Gboard semplifica le impostazioni e aggiunge nuove opzioni
La modifica estetica più evidente riguarda i suggerimenti di scrittura. In passato comparivano all’interno di rettangoli arrotondati, mentre ora sono racchiusi in contenitori a forma di pillola, più vicini alla filosofia grafica Material 3 Expressive. Tale scelta conferisce a Gboard un aspetto più pulito, moderno e coerente con gli altri prodotti Google, in particolare con i Pixel 10 che hanno introdotto le funzioni AI generative. La nuova interfaccia rende le parole suggerite immediatamente distinguibili, migliorando leggibilità e usabilità.
L’ aggiornamento ha portato con sé anche una profonda revisione delle impostazioni. La sezione “Preferenze”, ad esempio, è stata ridisegnata per riunire opzioni prima disperse, rendendo la navigazione più intuitiva. Ora le voci principali sono suddivise in aree chiare: Layout, Scorciatoie, Suono e vibrazione. Si tratta di un cambiamento importante. Poiché riduce i passaggi necessari per configurare la tastiera secondo le proprie abitudini.

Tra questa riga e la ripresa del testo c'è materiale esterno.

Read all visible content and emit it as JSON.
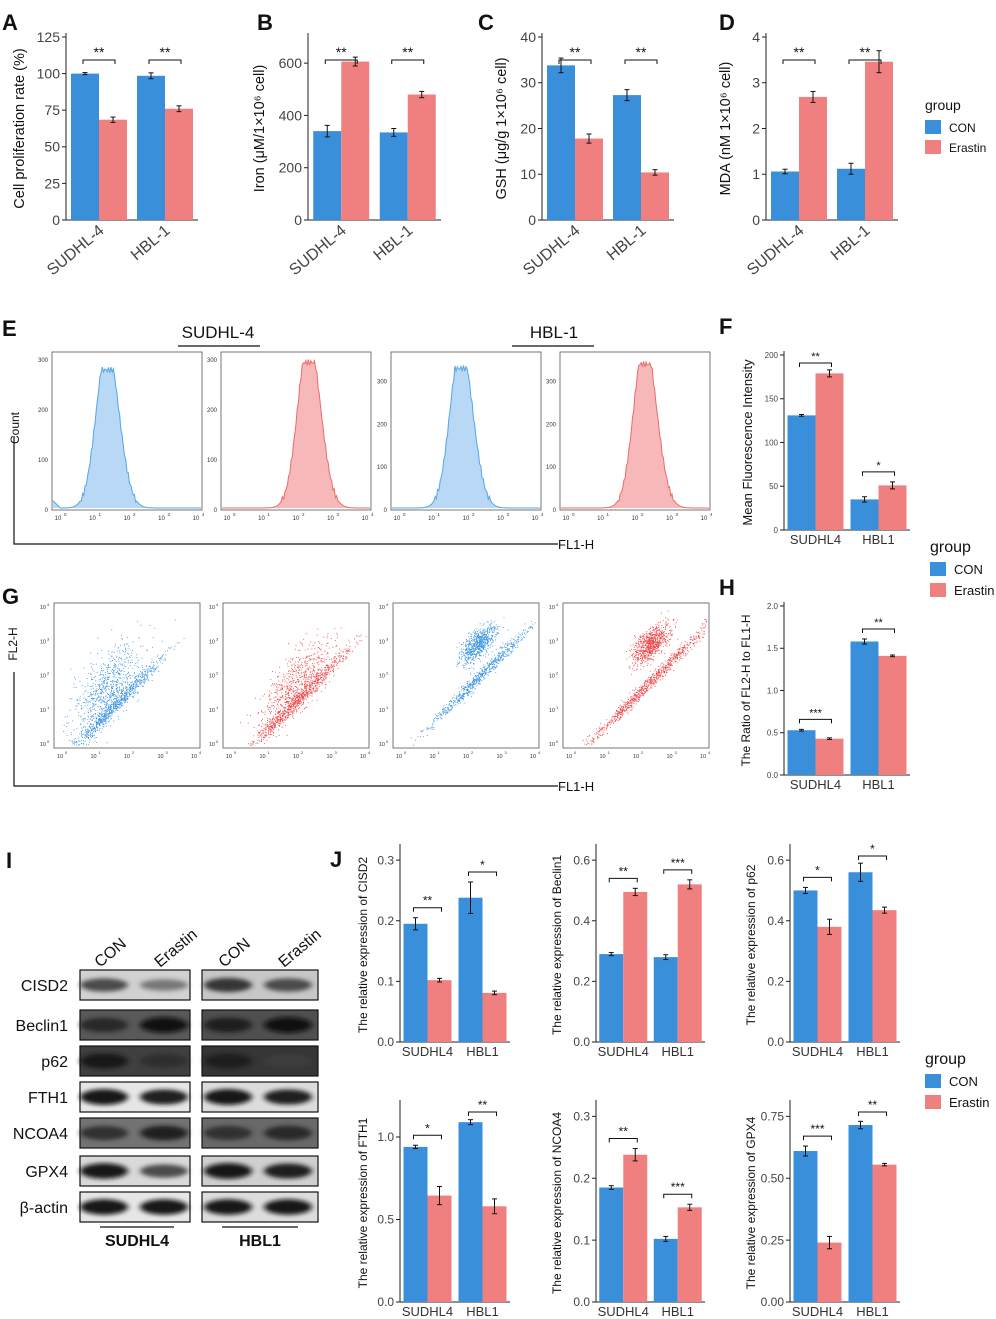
{
  "colors": {
    "con": "#3a8fdb",
    "erastin": "#f08080",
    "con_flow": "#55a5e8",
    "erastin_flow": "#ec6b6b",
    "flow_fill_con": "#b8d8f5",
    "flow_fill_er": "#f6b8b8"
  },
  "legend_top": {
    "title": "group",
    "items": [
      "CON",
      "Erastin"
    ]
  },
  "legend_mid": {
    "title": "group",
    "items": [
      "CON",
      "Erastin"
    ]
  },
  "legend_bot": {
    "title": "group",
    "items": [
      "CON",
      "Erastin"
    ]
  },
  "panel_e": {
    "label": "E",
    "group_labels": [
      "SUDHL-4",
      "HBL-1"
    ],
    "ylabel": "Count",
    "xlabel": "FL1-H",
    "y_ticks": [
      [
        "300",
        "200",
        "100",
        "0"
      ],
      [
        "300",
        "200",
        "100",
        "0"
      ],
      [
        "300",
        "200",
        "100",
        "0"
      ],
      [
        "300",
        "200",
        "100",
        "0"
      ]
    ],
    "x_ticks": [
      "10",
      "10",
      "10",
      "10",
      "10"
    ],
    "x_exps": [
      "0",
      "1",
      "2",
      "3",
      "4"
    ]
  },
  "panel_g": {
    "label": "G",
    "ylabel": "FL2-H",
    "xlabel": "FL1-H",
    "y_ticks": [
      "10",
      "10",
      "10",
      "10",
      "10"
    ],
    "y_exps": [
      "4",
      "3",
      "2",
      "1",
      "0"
    ],
    "x_ticks": [
      "10",
      "10",
      "10",
      "10",
      "10"
    ],
    "x_exps": [
      "0",
      "1",
      "2",
      "3",
      "4"
    ]
  },
  "panel_i": {
    "label": "I",
    "col_labels": [
      "CON",
      "Erastin",
      "CON",
      "Erastin"
    ],
    "rows": [
      "CISD2",
      "Beclin1",
      "p62",
      "FTH1",
      "NCOA4",
      "GPX4",
      "β-actin"
    ],
    "group_labels": [
      "SUDHL4",
      "HBL1"
    ]
  },
  "panel_j_label": "J",
  "chart_data": [
    {
      "panel": "A",
      "type": "bar",
      "ylabel": "Cell proliferation rate (%)",
      "categories": [
        "SUDHL-4",
        "HBL-1"
      ],
      "ylim": [
        0,
        125
      ],
      "yticks": [
        0,
        25,
        50,
        75,
        100,
        125
      ],
      "series": [
        {
          "name": "CON",
          "values": [
            100,
            98.5
          ],
          "errors": [
            0.7,
            2
          ]
        },
        {
          "name": "Erastin",
          "values": [
            68.5,
            76
          ],
          "errors": [
            1.8,
            2
          ]
        }
      ],
      "sig": [
        "**",
        "**"
      ]
    },
    {
      "panel": "B",
      "type": "bar",
      "ylabel": "Iron (μM/1×10⁶ cell)",
      "categories": [
        "SUDHL-4",
        "HBL-1"
      ],
      "ylim": [
        0,
        700
      ],
      "yticks": [
        0,
        200,
        400,
        600
      ],
      "series": [
        {
          "name": "CON",
          "values": [
            340,
            335
          ],
          "errors": [
            22,
            15
          ]
        },
        {
          "name": "Erastin",
          "values": [
            606,
            480
          ],
          "errors": [
            17,
            12
          ]
        }
      ],
      "sig": [
        "**",
        "**"
      ]
    },
    {
      "panel": "C",
      "type": "bar",
      "ylabel": "GSH (μg/g 1×10⁶ cell)",
      "categories": [
        "SUDHL-4",
        "HBL-1"
      ],
      "ylim": [
        0,
        40
      ],
      "yticks": [
        0,
        10,
        20,
        30,
        40
      ],
      "series": [
        {
          "name": "CON",
          "values": [
            33.8,
            27.3
          ],
          "errors": [
            1.6,
            1.2
          ]
        },
        {
          "name": "Erastin",
          "values": [
            17.8,
            10.4
          ],
          "errors": [
            1,
            0.6
          ]
        }
      ],
      "sig": [
        "**",
        "**"
      ]
    },
    {
      "panel": "D",
      "type": "bar",
      "ylabel": "MDA (nM 1×10⁶ cell)",
      "categories": [
        "SUDHL-4",
        "HBL-1"
      ],
      "ylim": [
        0,
        4
      ],
      "yticks": [
        0,
        1,
        2,
        3,
        4
      ],
      "series": [
        {
          "name": "CON",
          "values": [
            1.06,
            1.12
          ],
          "errors": [
            0.05,
            0.12
          ]
        },
        {
          "name": "Erastin",
          "values": [
            2.69,
            3.46
          ],
          "errors": [
            0.12,
            0.24
          ]
        }
      ],
      "sig": [
        "**",
        "**"
      ]
    },
    {
      "panel": "F",
      "type": "bar",
      "ylabel": "Mean Fluorescence Intensity",
      "categories": [
        "SUDHL4",
        "HBL1"
      ],
      "ylim": [
        0,
        200
      ],
      "yticks": [
        0,
        50,
        100,
        150,
        200
      ],
      "series": [
        {
          "name": "CON",
          "values": [
            131,
            35
          ],
          "errors": [
            1,
            3
          ]
        },
        {
          "name": "Erastin",
          "values": [
            179,
            51
          ],
          "errors": [
            4,
            4
          ]
        }
      ],
      "sig": [
        "**",
        "*"
      ]
    },
    {
      "panel": "H",
      "type": "bar",
      "ylabel": "The Ratio of FL2-H to FL1-H",
      "categories": [
        "SUDHL4",
        "HBL1"
      ],
      "ylim": [
        0,
        2
      ],
      "yticks": [
        0,
        0.5,
        1,
        1.5,
        2
      ],
      "ytick_labels": [
        "0.0",
        "0.5",
        "1.0",
        "1.5",
        "2.0"
      ],
      "series": [
        {
          "name": "CON",
          "values": [
            0.53,
            1.58
          ],
          "errors": [
            0.01,
            0.03
          ]
        },
        {
          "name": "Erastin",
          "values": [
            0.43,
            1.41
          ],
          "errors": [
            0.01,
            0.01
          ]
        }
      ],
      "sig": [
        "***",
        "**"
      ]
    },
    {
      "panel": "J1",
      "type": "bar",
      "ylabel": "The relative expression of CISD2",
      "categories": [
        "SUDHL4",
        "HBL1"
      ],
      "ylim": [
        0,
        0.32
      ],
      "yticks": [
        0,
        0.1,
        0.2,
        0.3
      ],
      "ytick_labels": [
        "0.0",
        "0.1",
        "0.2",
        "0.3"
      ],
      "series": [
        {
          "name": "CON",
          "values": [
            0.195,
            0.238
          ],
          "errors": [
            0.01,
            0.026
          ]
        },
        {
          "name": "Erastin",
          "values": [
            0.102,
            0.081
          ],
          "errors": [
            0.003,
            0.003
          ]
        }
      ],
      "sig": [
        "**",
        "*"
      ]
    },
    {
      "panel": "J2",
      "type": "bar",
      "ylabel": "The relative expression of Beclin1",
      "categories": [
        "SUDHL4",
        "HBL1"
      ],
      "ylim": [
        0,
        0.64
      ],
      "yticks": [
        0,
        0.2,
        0.4,
        0.6
      ],
      "ytick_labels": [
        "0.0",
        "0.2",
        "0.4",
        "0.6"
      ],
      "series": [
        {
          "name": "CON",
          "values": [
            0.29,
            0.28
          ],
          "errors": [
            0.005,
            0.008
          ]
        },
        {
          "name": "Erastin",
          "values": [
            0.495,
            0.52
          ],
          "errors": [
            0.012,
            0.015
          ]
        }
      ],
      "sig": [
        "**",
        "***"
      ]
    },
    {
      "panel": "J3",
      "type": "bar",
      "ylabel": "The relative expression of p62",
      "categories": [
        "SUDHL4",
        "HBL1"
      ],
      "ylim": [
        0,
        0.64
      ],
      "yticks": [
        0,
        0.2,
        0.4,
        0.6
      ],
      "ytick_labels": [
        "0.0",
        "0.2",
        "0.4",
        "0.6"
      ],
      "series": [
        {
          "name": "CON",
          "values": [
            0.5,
            0.56
          ],
          "errors": [
            0.01,
            0.03
          ]
        },
        {
          "name": "Erastin",
          "values": [
            0.38,
            0.435
          ],
          "errors": [
            0.025,
            0.01
          ]
        }
      ],
      "sig": [
        "*",
        "*"
      ]
    },
    {
      "panel": "J4",
      "type": "bar",
      "ylabel": "The relative expression of FTH1",
      "categories": [
        "SUDHL4",
        "HBL1"
      ],
      "ylim": [
        0,
        1.2
      ],
      "yticks": [
        0,
        0.5,
        1
      ],
      "ytick_labels": [
        "0.0",
        "0.5",
        "1.0"
      ],
      "series": [
        {
          "name": "CON",
          "values": [
            0.94,
            1.09
          ],
          "errors": [
            0.01,
            0.015
          ]
        },
        {
          "name": "Erastin",
          "values": [
            0.645,
            0.58
          ],
          "errors": [
            0.055,
            0.045
          ]
        }
      ],
      "sig": [
        "*",
        "**"
      ]
    },
    {
      "panel": "J5",
      "type": "bar",
      "ylabel": "The relative expression of NCOA4",
      "categories": [
        "SUDHL4",
        "HBL1"
      ],
      "ylim": [
        0,
        0.32
      ],
      "yticks": [
        0,
        0.1,
        0.2,
        0.3
      ],
      "ytick_labels": [
        "0.0",
        "0.1",
        "0.2",
        "0.3"
      ],
      "series": [
        {
          "name": "CON",
          "values": [
            0.185,
            0.102
          ],
          "errors": [
            0.003,
            0.004
          ]
        },
        {
          "name": "Erastin",
          "values": [
            0.238,
            0.153
          ],
          "errors": [
            0.01,
            0.005
          ]
        }
      ],
      "sig": [
        "**",
        "***"
      ]
    },
    {
      "panel": "J6",
      "type": "bar",
      "ylabel": "The relative expression of GPX4",
      "categories": [
        "SUDHL4",
        "HBL1"
      ],
      "ylim": [
        0,
        0.8
      ],
      "yticks": [
        0,
        0.25,
        0.5,
        0.75
      ],
      "ytick_labels": [
        "0.00",
        "0.25",
        "0.50",
        "0.75"
      ],
      "series": [
        {
          "name": "CON",
          "values": [
            0.61,
            0.715
          ],
          "errors": [
            0.02,
            0.015
          ]
        },
        {
          "name": "Erastin",
          "values": [
            0.24,
            0.555
          ],
          "errors": [
            0.025,
            0.005
          ]
        }
      ],
      "sig": [
        "***",
        "**"
      ]
    }
  ]
}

Un’altra novità degna di nota riguarda la sezione “Correzione del testo”, che è stata rinominata “Correzioni e suggerimenti”. Le opzioni sono state suddivise in sottosezioni dedicate a correzioni automatiche, ortografia, grammatica, suggerimenti e strumenti di scrittura. È stato anche introdotto un nuovo interruttore. Quest’ ultimo permette di attivare o disattivare rapidamente i suggerimenti di parole, dando agli utenti un controllo più diretto sull’esperienza di digitazione. Insomma, l’evoluzione di Gboard non si limita a un semplice restyling, ma sembra anticipare un’integrazione sempre più forte con strumenti basati sull’IA. Google punta a trasformare la tastiera in uno spazio intelligente. Dovrà infatti essere capace di assistere l’utente non solo nella scrittura ma anche in altre attività della vita di tutti i giorni.